Saturday, May 5, 2012

why is it so hard? to herd cats.

i was thinking last night while tooling around downtown that life really ain't so bad.

and then we walked into the marvel? marble? martyr? bar. whatever the hell it was called. oh gross.

i do not usually find myself in that neckathe on a friday night, as work wins the nightlife fight pretty often, but last night was different. i cannot quite put my finger on it. oh yeah, it rained and i was on the patio four stories up.

while i held my sweating cocktail and surveyed the well dressed and very hungry looking crowd, i wondered why i was feeling like such a bitch towards the place, and actually had an epiphany.

i am a bar snob. i cannot say i am a reverse bar snob because then i sound like those idiots who say that when people of other races hate caucasians it is reverse racism. no, its not. its still just racism.

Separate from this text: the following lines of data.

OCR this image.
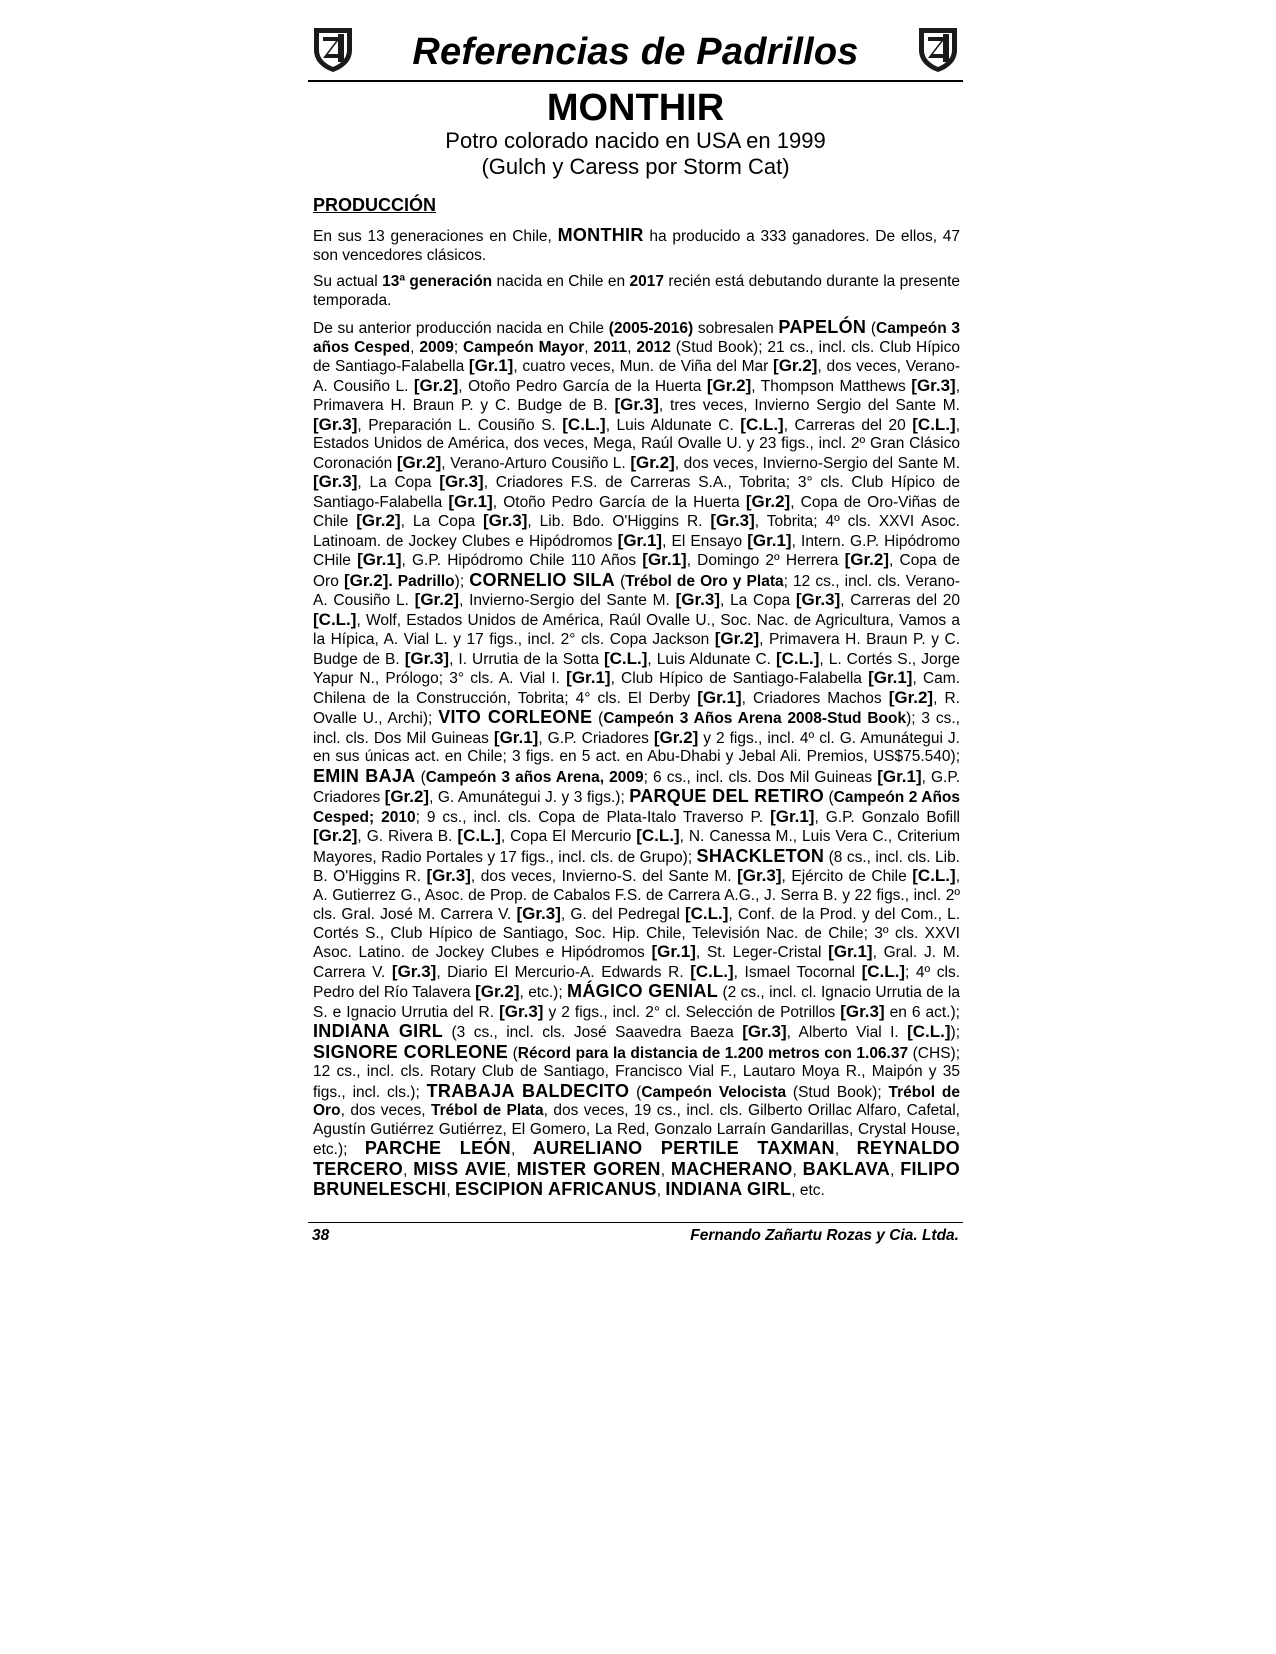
Referencias de Padrillos
MONTHIR
Potro colorado nacido en USA en 1999
(Gulch y Caress por Storm Cat)
PRODUCCIÓN

En sus 13 generaciones en Chile, MONTHIR ha producido a 333 ganadores. De ellos, 47 son vencedores clásicos.

Su actual 13ª generación nacida en Chile en 2017 recién está debutando durante la presente temporada.

De su anterior producción nacida en Chile (2005-2016) sobresalen PAPELÓN (Campeón 3 años Cesped, 2009; Campeón Mayor, 2011, 2012 (Stud Book); 21 cs., incl. cls. Club Hípico de Santiago-Falabella [Gr.1], cuatro veces, Mun. de Viña del Mar [Gr.2], dos veces, Verano-A. Cousiño L. [Gr.2], Otoño Pedro García de la Huerta [Gr.2], Thompson Matthews [Gr.3], Primavera H. Braun P. y C. Budge de B. [Gr.3], tres veces, Invierno Sergio del Sante M. [Gr.3], Preparación L. Cousiño S. [C.L.], Luis Aldunate C. [C.L.], Carreras del 20 [C.L.], Estados Unidos de América, dos veces, Mega, Raúl Ovalle U. y 23 figs., incl. 2º Gran Clásico Coronación [Gr.2], Verano-Arturo Cousiño L. [Gr.2], dos veces, Invierno-Sergio del Sante M. [Gr.3], La Copa [Gr.3], Criadores F.S. de Carreras S.A., Tobrita; 3° cls. Club Hípico de Santiago-Falabella [Gr.1], Otoño Pedro García de la Huerta [Gr.2], Copa de Oro-Viñas de Chile [Gr.2], La Copa [Gr.3], Lib. Bdo. O'Higgins R. [Gr.3], Tobrita; 4º cls. XXVI Asoc. Latinoam. de Jockey Clubes e Hipódromos [Gr.1], El Ensayo [Gr.1], Intern. G.P. Hipódromo CHile [Gr.1], G.P. Hipódromo Chile 110 Años [Gr.1], Domingo 2º Herrera [Gr.2], Copa de Oro [Gr.2]. Padrillo); CORNELIO SILA (Trébol de Oro y Plata; 12 cs., incl. cls. Verano-A. Cousiño L. [Gr.2], Invierno-Sergio del Sante M. [Gr.3], La Copa [Gr.3], Carreras del 20 [C.L.], Wolf, Estados Unidos de América, Raúl Ovalle U., Soc. Nac. de Agricultura, Vamos a la Hípica, A. Vial L. y 17 figs., incl. 2° cls. Copa Jackson [Gr.2], Primavera H. Braun P. y C. Budge de B. [Gr.3], I. Urrutia de la Sotta [C.L.], Luis Aldunate C. [C.L.], L. Cortés S., Jorge Yapur N., Prólogo; 3° cls. A. Vial I. [Gr.1], Club Hípico de Santiago-Falabella [Gr.1], Cam. Chilena de la Construcción, Tobrita; 4° cls. El Derby [Gr.1], Criadores Machos [Gr.2], R. Ovalle U., Archi); VITO CORLEONE (Campeón 3 Años Arena 2008-Stud Book); 3 cs., incl. cls. Dos Mil Guineas [Gr.1], G.P. Criadores [Gr.2] y 2 figs., incl. 4º cl. G. Amunátegui J. en sus únicas act. en Chile; 3 figs. en 5 act. en Abu-Dhabi y Jebal Ali. Premios, US$75.540); EMIN BAJA (Campeón 3 años Arena, 2009; 6 cs., incl. cls. Dos Mil Guineas [Gr.1], G.P. Criadores [Gr.2], G. Amunátegui J. y 3 figs.); PARQUE DEL RETIRO (Campeón 2 Años Cesped; 2010; 9 cs., incl. cls. Copa de Plata-Italo Traverso P. [Gr.1], G.P. Gonzalo Bofill [Gr.2], G. Rivera B. [C.L.], Copa El Mercurio [C.L.], N. Canessa M., Luis Vera C., Criterium Mayores, Radio Portales y 17 figs., incl. cls. de Grupo); SHACKLETON (8 cs., incl. cls. Lib. B. O'Higgins R. [Gr.3], dos veces, Invierno-S. del Sante M. [Gr.3], Ejército de Chile [C.L.], A. Gutierrez G., Asoc. de Prop. de Cabalos F.S. de Carrera A.G., J. Serra B. y 22 figs., incl. 2º cls. Gral. José M. Carrera V. [Gr.3], G. del Pedregal [C.L.], Conf. de la Prod. y del Com., L. Cortés S., Club Hípico de Santiago, Soc. Hip. Chile, Televisión Nac. de Chile; 3º cls. XXVI Asoc. Latino. de Jockey Clubes e Hipódromos [Gr.1], St. Leger-Cristal [Gr.1], Gral. J. M. Carrera V. [Gr.3], Diario El Mercurio-A. Edwards R. [C.L.], Ismael Tocornal [C.L.]; 4º cls. Pedro del Río Talavera [Gr.2], etc.); MÁGICO GENIAL (2 cs., incl. cl. Ignacio Urrutia de la S. e Ignacio Urrutia del R. [Gr.3] y 2 figs., incl. 2° cl. Selección de Potrillos [Gr.3] en 6 act.); INDIANA GIRL (3 cs., incl. cls. José Saavedra Baeza [Gr.3], Alberto Vial I. [C.L.]); SIGNORE CORLEONE (Récord para la distancia de 1.200 metros con 1.06.37 (CHS); 12 cs., incl. cls. Rotary Club de Santiago, Francisco Vial F., Lautaro Moya R., Maipón y 35 figs., incl. cls.); TRABAJA BALDECITO (Campeón Velocista (Stud Book); Trébol de Oro, dos veces, Trébol de Plata, dos veces, 19 cs., incl. cls. Gilberto Orillac Alfaro, Cafetal, Agustín Gutiérrez Gutiérrez, El Gomero, La Red, Gonzalo Larraín Gandarillas, Crystal House, etc.); PARCHE LEÓN, AURELIANO PERTILE TAXMAN, REYNALDO TERCERO, MISS AVIE, MISTER GOREN, MACHERANO, BAKLAVA, FILIPO BRUNELESCHI, ESCIPION AFRICANUS, INDIANA GIRL, etc.

38	Fernando Zañartu Rozas y Cia. Ltda.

yup. total snob. i grimaced at the emaciated waifs smoking on our way in. i sneered at the cocktail list full of legal absinthe and a boat load of crap i had never heard of. i gazed disdainfully at all of the people looking over each other's shoulders to make sure that they are talking to the hottest person that they can. i physically recoiled at being presented with a bill for 22 dollars after ordering 2 cocktails i was not even sure had booze in them.

what makes the depot different? people are still roaming around trying to buy themselves out of having a clue.  the drinks are priced by the pour. the smoking chicks still need a sandwich, their costumes are less couture and more hipster, but they are cold in the same skinny way.

and then a light bulb went off.

the three things that make me want to go to a bar have nothing to do with the booze or the people i can make fun of.

it's the music.
it's my friends.
it's whether or not there is a guy in the room i could want in any way.

so we went home. he was not at the depot.